BONEPOS.COM, BONE - Sejak dilantik 12 Agustus 2019 lalu, hingga kini DPRD Kabupaten Bone, Sulawesi Selatan, belum memiliki pimpinan definitif karena belum adanya usulan nama pimpinan DPRD dari Partai Golkar dan Demokrat.

Dari 4 partai yang berhak menduduki posisi pimpinan DPRD, baru 2 partai yang sudah menyampaikan SK rekomendasi pimpinan DPRD ke Sekretariat DPRD Bone, yakni Partai Gerindra menunjuk H Ramang dan Parta Amanat Nasional (PAN) menunjuk Andi Wahyudi Taqwa.

Kedua nama calon pimpinan DPRD Bone tersebut sudah diumumkan dalam sidang Paripurna DPRD Bone yang digelar, Rabu (25/9/2019) pagi tadi dan selanjutnya akan diserahkan ke Bupati untuk diproses penerbitan SK pimpinan DPRD Bone dari Gubernur Sulsel.

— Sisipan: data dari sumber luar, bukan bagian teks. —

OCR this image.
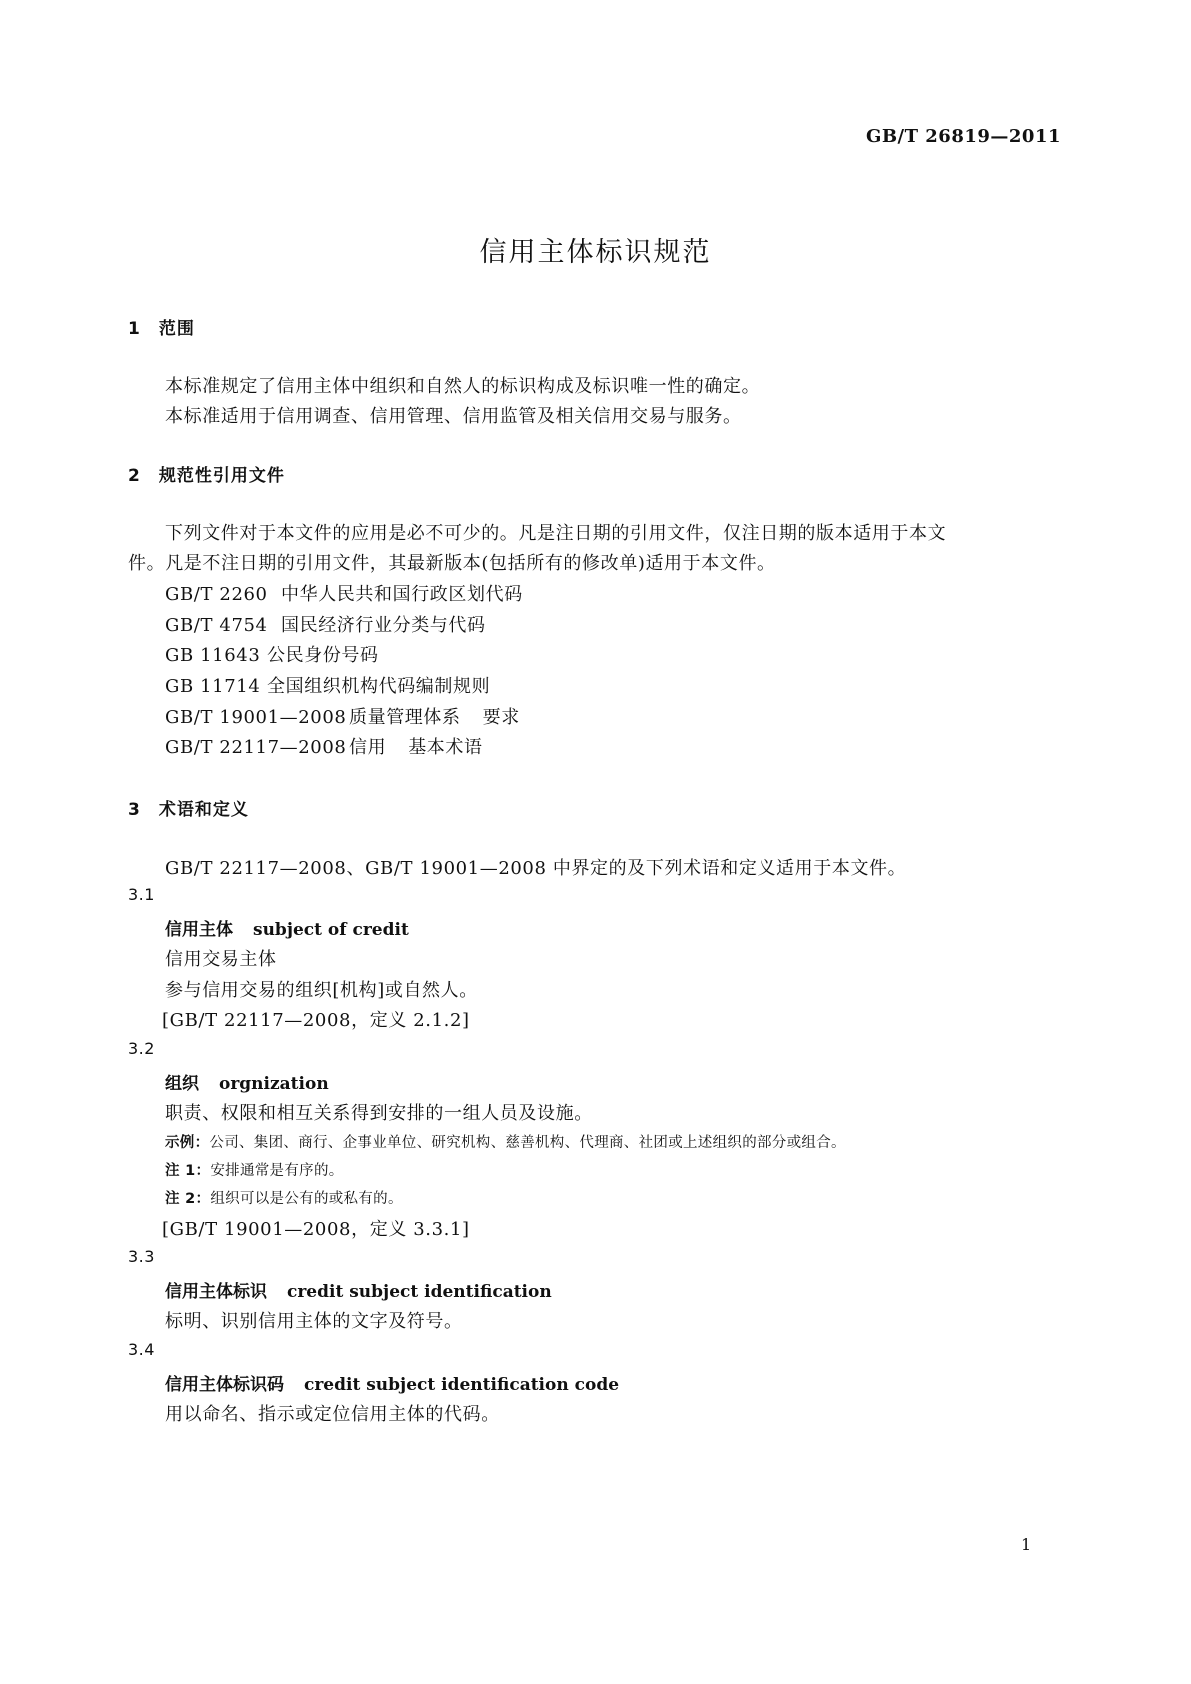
GB/T 26819—2011
信用主体标识规范
1 范围
本标准规定了信用主体中组织和自然人的标识构成及标识唯一性的确定。
本标准适用于信用调查、信用管理、信用监管及相关信用交易与服务。
2 规范性引用文件
下列文件对于本文件的应用是必不可少的。凡是注日期的引用文件，仅注日期的版本适用于本文
件。凡是不注日期的引用文件，其最新版本(包括所有的修改单)适用于本文件。
GB/T 2260 中华人民共和国行政区划代码
GB/T 4754 国民经济行业分类与代码
GB 11643 公民身份号码
GB 11714 全国组织机构代码编制规则
GB/T 19001—2008 质量管理体系 要求
GB/T 22117—2008 信用 基本术语
3 术语和定义
GB/T 22117—2008、GB/T 19001—2008 中界定的及下列术语和定义适用于本文件。
3.1
信用主体 subject of credit
信用交易主体
参与信用交易的组织[机构]或自然人。
[GB/T 22117—2008，定义 2.1.2]
3.2
组织 orgnization
职责、权限和相互关系得到安排的一组人员及设施。
示例：公司、集团、商行、企事业单位、研究机构、慈善机构、代理商、社团或上述组织的部分或组合。
注 1：安排通常是有序的。
注 2：组织可以是公有的或私有的。
[GB/T 19001—2008，定义 3.3.1]
3.3
信用主体标识 credit subject identification
标明、识别信用主体的文字及符号。
3.4
信用主体标识码 credit subject identification code
用以命名、指示或定位信用主体的代码。
1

Lambatnya proses penetapan pimpinan DPRD Bone ini menyebabkan sejumlah agenda penting yang harus segera dituntaskan para anggota DPRD Bone, menjadi tersandera.

"DPRD Bone paling awal di lantik di Sulsel tapi sampai sekarang belum ada pimpinan definitif. Tanpa adanya pimpinan definitif, tidak bisa ada kegiatan karena semua harus ditandatangani ketua definitif," ungkap Anggota DPRD Bone Andi Muh Salam, Rabu (25/9/2019).

Untuk itu, anggota DPRD dari partai Nasdem ini berharap, kiranya partai Golkar dan Demokrat sesegera mungkin mengirimkan usulannya, sehingga bisa segera ditetapkan dan anggota DPRD yang baru bisa bekerja.